Foto Koos Dijksterhuis
Vaak komt er in maart een gevederde immigratiestroom naar mijn tuin op gang. Ook nu wordt het voederkastje gretig bezocht. Net als in de herfst, toen enorme aantallen zangvogels uit Scandinavië ons land binnen trokken. Vele zijn doorgevlogen naar België, Frankrijk, Engeland of Spanje. Sommige voegden zich bij de standvogels in Nederland. Daarvan ging gedurende de winter een deel dood. In december en januri nam een enkele mees soms een hapje, maar verder bleven de vetbollen onaanngeroerd.
Maar nu, tegen het einde van de winter, wordt het weer druk. Trekvogels uit het zuiden passeren andermaal, in tegenovergestelde richting, en lusten onderweg wel wat. En standvogels zijn door hun voorraden heen. Ze zouden jonge spruiten van vogelmuur en kleine veldkers kunnen eten, maar een volle buik krijgen ze daar niet van, zeker niet nu het koud blijft.
Toen er nog zomertarwe werd gezaaid, viel er in maart een graantje mee te pikken. Dat resulteerde zelfs in een langer broedseizoen en groter broedsucces van akkervogels. De switch van zomer- naar wintertarwe is voor hen een van de zwaarste dobbers geweest. Dat blijkt wel uit veldjes waar graan blijft staan als vogelvoer. Die worden tot ver in maart als voedselbron gebruikt. Juist in maart dus kunnen vogels een twaalf-uurtje gebruiken, ook in de tuin.
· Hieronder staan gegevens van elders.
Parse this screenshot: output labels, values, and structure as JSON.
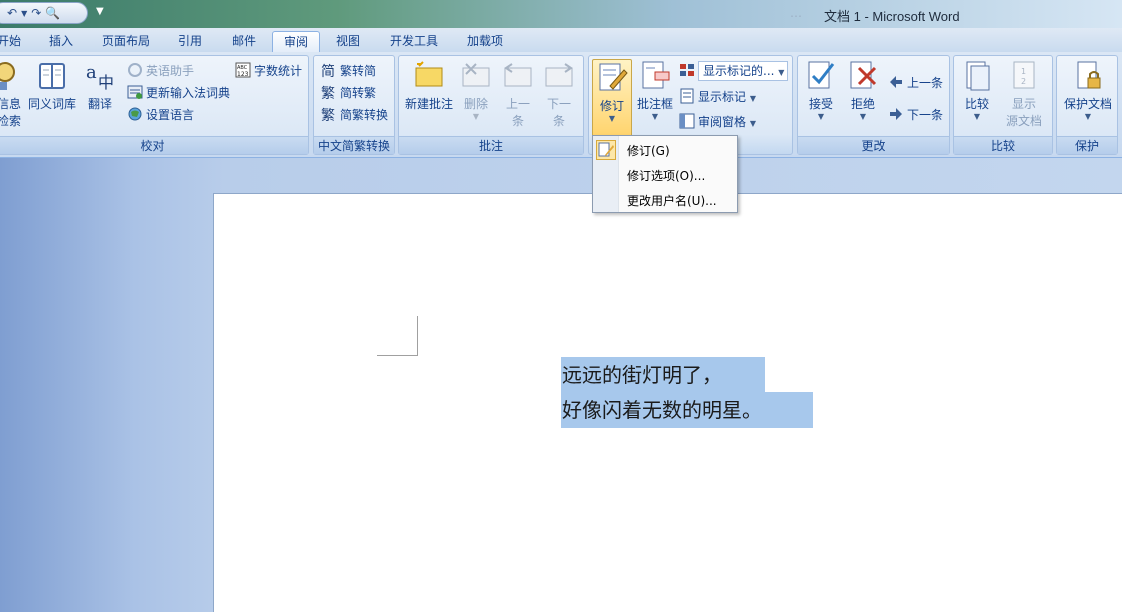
{
  "window": {
    "title": "文档 1 - Microsoft Word",
    "title_ghost": "…"
  },
  "quick_access": {
    "undo_icon": "undo-icon",
    "redo_icon": "redo-icon",
    "preview_icon": "print-preview-icon",
    "more": "▼"
  },
  "tabs": [
    {
      "label": "开始"
    },
    {
      "label": "插入"
    },
    {
      "label": "页面布局"
    },
    {
      "label": "引用"
    },
    {
      "label": "邮件"
    },
    {
      "label": "审阅",
      "active": true
    },
    {
      "label": "视图"
    },
    {
      "label": "开发工具"
    },
    {
      "label": "加载项"
    }
  ],
  "ribbon": {
    "proofing": {
      "label": "校对",
      "research_line1": "信息",
      "research_line2": "检索",
      "thesaurus": "同义词库",
      "translate": "翻译",
      "english_assistant": "英语助手",
      "update_ime_dict": "更新输入法词典",
      "set_language": "设置语言",
      "word_count": "字数统计"
    },
    "chinese_convert": {
      "label": "中文简繁转换",
      "to_simplified": "繁转简",
      "to_traditional": "简转繁",
      "convert": "简繁转换"
    },
    "comments": {
      "label": "批注",
      "new_comment": "新建批注",
      "delete_line1": "删除",
      "prev_line1": "上一",
      "prev_line2": "条",
      "next_line1": "下一",
      "next_line2": "条"
    },
    "tracking": {
      "track_changes": "修订",
      "balloons": "批注框",
      "display_markup": "显示标记的...",
      "show_markup": "显示标记",
      "reviewing_pane": "审阅窗格"
    },
    "changes": {
      "label": "更改",
      "accept": "接受",
      "reject": "拒绝",
      "previous": "上一条",
      "next": "下一条"
    },
    "compare": {
      "label": "比较",
      "compare": "比较",
      "show_source_line1": "显示",
      "show_source_line2": "源文档"
    },
    "protect": {
      "label": "保护",
      "protect_doc": "保护文档"
    }
  },
  "track_menu": {
    "items": [
      {
        "label": "修订(G)"
      },
      {
        "label": "修订选项(O)..."
      },
      {
        "label": "更改用户名(U)..."
      }
    ]
  },
  "document": {
    "line1": "远远的街灯明了，",
    "line2": "好像闪着无数的明星。"
  }
}
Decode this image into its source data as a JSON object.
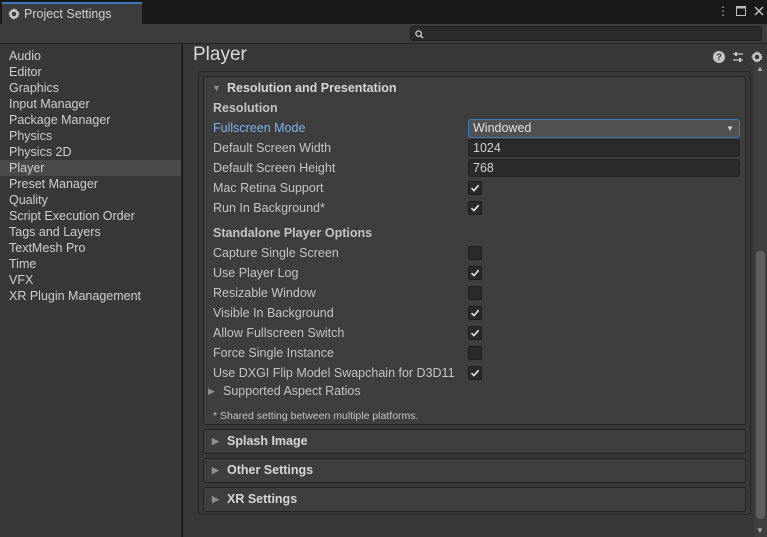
{
  "window": {
    "tab_title": "Project Settings",
    "menu_icon": "kebab-menu-icon",
    "maximize_icon": "maximize-icon",
    "close_icon": "close-icon"
  },
  "search": {
    "placeholder": "",
    "value": ""
  },
  "sidebar": {
    "items": [
      {
        "label": "Audio"
      },
      {
        "label": "Editor"
      },
      {
        "label": "Graphics"
      },
      {
        "label": "Input Manager"
      },
      {
        "label": "Package Manager"
      },
      {
        "label": "Physics"
      },
      {
        "label": "Physics 2D"
      },
      {
        "label": "Player"
      },
      {
        "label": "Preset Manager"
      },
      {
        "label": "Quality"
      },
      {
        "label": "Script Execution Order"
      },
      {
        "label": "Tags and Layers"
      },
      {
        "label": "TextMesh Pro"
      },
      {
        "label": "Time"
      },
      {
        "label": "VFX"
      },
      {
        "label": "XR Plugin Management"
      }
    ],
    "selected": "Player"
  },
  "main": {
    "title": "Player",
    "sections": {
      "resolution_presentation": {
        "title": "Resolution and Presentation",
        "resolution_header": "Resolution",
        "fullscreen_mode_label": "Fullscreen Mode",
        "fullscreen_mode_value": "Windowed",
        "default_width_label": "Default Screen Width",
        "default_width_value": "1024",
        "default_height_label": "Default Screen Height",
        "default_height_value": "768",
        "mac_retina_label": "Mac Retina Support",
        "mac_retina_checked": true,
        "run_bg_label": "Run In Background*",
        "run_bg_checked": true,
        "standalone_header": "Standalone Player Options",
        "capture_single_label": "Capture Single Screen",
        "capture_single_checked": false,
        "use_player_log_label": "Use Player Log",
        "use_player_log_checked": true,
        "resizable_label": "Resizable Window",
        "resizable_checked": false,
        "visible_bg_label": "Visible In Background",
        "visible_bg_checked": true,
        "allow_fullscreen_label": "Allow Fullscreen Switch",
        "allow_fullscreen_checked": true,
        "force_single_label": "Force Single Instance",
        "force_single_checked": false,
        "dxgi_label": "Use DXGI Flip Model Swapchain for D3D11",
        "dxgi_checked": true,
        "aspect_ratios_label": "Supported Aspect Ratios",
        "note": "* Shared setting between multiple platforms."
      },
      "splash_image": {
        "title": "Splash Image"
      },
      "other_settings": {
        "title": "Other Settings"
      },
      "xr_settings": {
        "title": "XR Settings"
      }
    }
  }
}
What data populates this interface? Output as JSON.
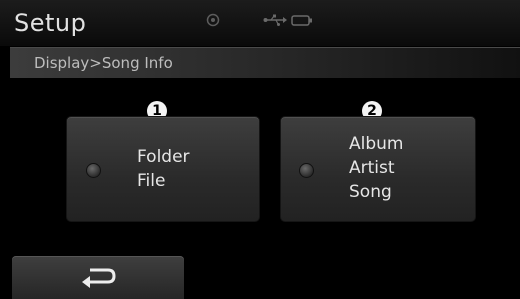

Broodkruimels, zaden, pinda’s, vet(bollen), pindakaas; ze vinden vast aftrek. Terwijl ik dit typ, hoef ik maar uit het raam te kijken of ik zie groenlingen, vinken, kool-, pimpel- en staartmezen, roodborst en winterkoning, merels, kauwtjes, eksters, huismussen, tortels en houtduiven. Soms komt er een specht langs, een gaai, een putter, een ringmus of een goudvink. En dat in een heel gewone stadswijk.